To do this, a large 'image circle' is needed. The image circle - that is, the circle of light projected onto the film/sensor by the lens - by necessity must be larger than the piece of film or sensor that its projecting onto. Nikon noted that this could work either way - ultra-wide lenses were difficult to develop because they had to have a a suitable image circle, but a DX sensor didn't need such a large image circle. “If we’re going to go for smaller sensors now,” they hypothetically rationalised, “then all our lenses can have smaller image circles”. And so the DX lens was born – the smaller sensor allowing for a smaller image circle, which then meant for a smaller amount of glass in a smaller lens, offering savings for Nikon and lower weight, size, and price for you.

The difference in image circle sizes is now shown by superimposing them on the earlier sensor size diagram.


As you can see, the blue image circle of a DX lens needs only to be big enough to cover the blue DX sensor. The red 35mm image circle is adequate for both.

Accordingly Nikon introduced the AF-S DX Zoom-Nikkor 12-24mm 1:4G lens, which was followed by the AF DX Fisheye-Nikkor 10.5mm 1:2.8G – respectively recreating the perspectives of an 18-36mm and 16mm lens.

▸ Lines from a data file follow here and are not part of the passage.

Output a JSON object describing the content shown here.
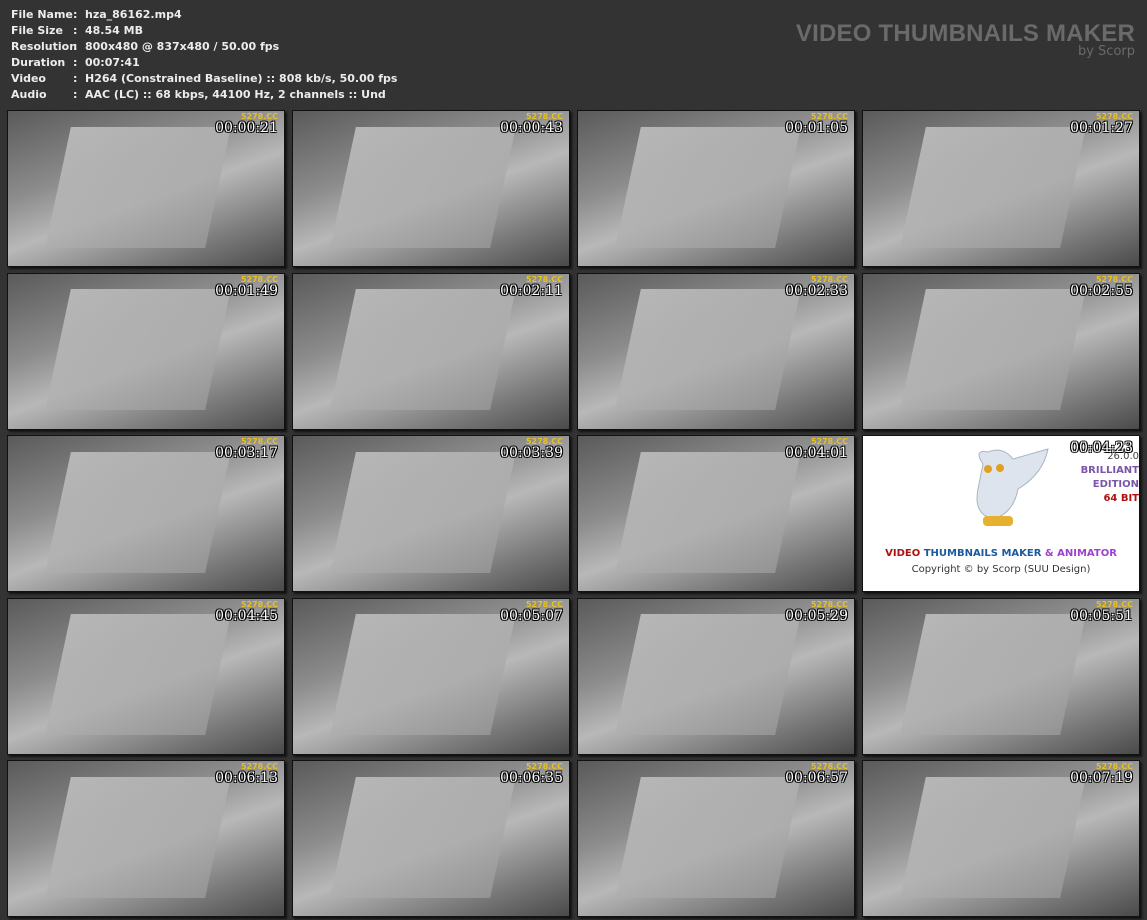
{
  "info": [
    {
      "key": "File Name",
      "value": "hza_86162.mp4"
    },
    {
      "key": "File Size",
      "value": "48.54 MB"
    },
    {
      "key": "Resolution",
      "value": "800x480 @ 837x480 / 50.00 fps"
    },
    {
      "key": "Duration",
      "value": "00:07:41"
    },
    {
      "key": "Video",
      "value": "H264 (Constrained Baseline) :: 808 kb/s, 50.00 fps"
    },
    {
      "key": "Audio",
      "value": "AAC (LC) :: 68 kbps, 44100 Hz, 2 channels :: Und"
    }
  ],
  "brand": {
    "title": "VIDEO THUMBNAILS MAKER",
    "subtitle": "by Scorp"
  },
  "watermark": "5278.CC",
  "thumbnails": [
    "00:00:21",
    "00:00:43",
    "00:01:05",
    "00:01:27",
    "00:01:49",
    "00:02:11",
    "00:02:33",
    "00:02:55",
    "00:03:17",
    "00:03:39",
    "00:04:01",
    "00:04:23",
    "00:04:45",
    "00:05:07",
    "00:05:29",
    "00:05:51",
    "00:06:13",
    "00:06:35",
    "00:06:57",
    "00:07:19"
  ],
  "splash_index": 11,
  "splash": {
    "version": "26.0.0",
    "edition1": "BRILLIANT",
    "edition2": "EDITION",
    "bits": "64 BIT",
    "w1": "VIDEO",
    "w2": "THUMBNAILS MAKER",
    "w3": "& ANIMATOR",
    "copyright": "Copyright © by Scorp (SUU Design)"
  }
}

The reduction in required size for the image circle meant that Nikon could reduce the size of the lens significantly.

Meanwhile this was of little concern to fans of telephoto shots – who simply found that the camera was saving them the effort of cropping, and Nikon was saving them the money of buying full-frame lenses.

The side effect of this is that you cannot use a DX lens on film or FX cameras because there isn't enough picture to cover the film - like this:


… which is what you get if you use the AF-S DX 12-24/4 at 12mm on a D700.
(image by Flickr user nateOne, used under CC BY 2.0 license).

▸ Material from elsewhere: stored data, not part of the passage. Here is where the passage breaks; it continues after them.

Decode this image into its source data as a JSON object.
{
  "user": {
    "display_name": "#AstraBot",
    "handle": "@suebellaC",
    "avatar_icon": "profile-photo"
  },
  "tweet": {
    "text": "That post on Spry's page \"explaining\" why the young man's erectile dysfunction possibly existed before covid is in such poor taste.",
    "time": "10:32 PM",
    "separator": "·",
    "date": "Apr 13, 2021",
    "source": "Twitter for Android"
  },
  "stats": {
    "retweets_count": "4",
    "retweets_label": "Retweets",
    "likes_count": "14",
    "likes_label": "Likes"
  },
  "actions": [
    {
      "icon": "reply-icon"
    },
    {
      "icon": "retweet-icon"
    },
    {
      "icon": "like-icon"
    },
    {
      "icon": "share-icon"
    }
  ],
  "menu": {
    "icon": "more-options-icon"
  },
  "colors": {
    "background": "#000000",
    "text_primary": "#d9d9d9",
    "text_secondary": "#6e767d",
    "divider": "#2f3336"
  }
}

One source of confusion with DX lenses, though, is whether or not the focal length displayed on them is corrected for the sensor’s cropping of the image. This post, from the Digital Photography School forums, is one of many:

“I have the Nikon 18-55mm DX lens. On my D40 am I seeing 18mm or am I seeing 18mm x 1.5 based on the crop factor of the sensor for an actual view of 27mm? This being a DX lens I'm not sure…”

The answer here is that the poster is seeing the equivalent of 27mm on FX, achieved by calculating 18*1.5, or half of 18 again, because DX lens are not adjusted for crop factors. He/she would see exactly the same thing if he/she looked through an 18mm full-frame lens, which would also look like a 27mm lens. The only difference is the smaller image circle.

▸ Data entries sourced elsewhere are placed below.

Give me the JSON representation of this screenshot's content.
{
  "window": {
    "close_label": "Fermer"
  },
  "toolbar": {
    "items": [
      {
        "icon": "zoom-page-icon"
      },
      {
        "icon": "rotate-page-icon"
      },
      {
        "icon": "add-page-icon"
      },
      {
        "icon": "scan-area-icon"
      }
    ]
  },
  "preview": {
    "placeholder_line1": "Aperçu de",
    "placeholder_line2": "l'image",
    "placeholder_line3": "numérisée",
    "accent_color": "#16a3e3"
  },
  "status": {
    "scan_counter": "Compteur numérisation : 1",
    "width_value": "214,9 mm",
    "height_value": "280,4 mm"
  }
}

Therefore, all in all, we can compress this down to these statements:

  • Smaller sensor size offers many benefits but is misleading when comparing focal length measurements because the…
  • Smaller sensor crops centre out of image circle produced by lens. This creates the impression that lens focal length has changed.
  • It hasn’t – field of view has. Calculate the field of view equivalent to a lens on a 35mm film camera by taking the focal length and multiplying it by the crop factor of 1.5 or by halving the focal length and adding that half again. I.e. a 50mm lens on digital looks like a 75mm lens on film.
  • DX lenses are different because they produce a smaller image circle – this makes them smaller and cheaper.
  • Due to this, you will waste film if you use a DX lens on a film camera because the image circle will not cover the film.
  • Furthermore, DX lenses are not adjusted for the smaller format – you still need to apply the crop factor.
  • And finally, for those aspiring to a D3 or D700 – you can use DX lenses on the D3, but it will automatically crop down to DX size for you and throw away 7 of its 12 megapixels. If you plan on moving up to a pro-end Nikon DSLR (as they’re all likely to go FX in the next few years), it’s probably best to start picking non-DX lenses now where you can.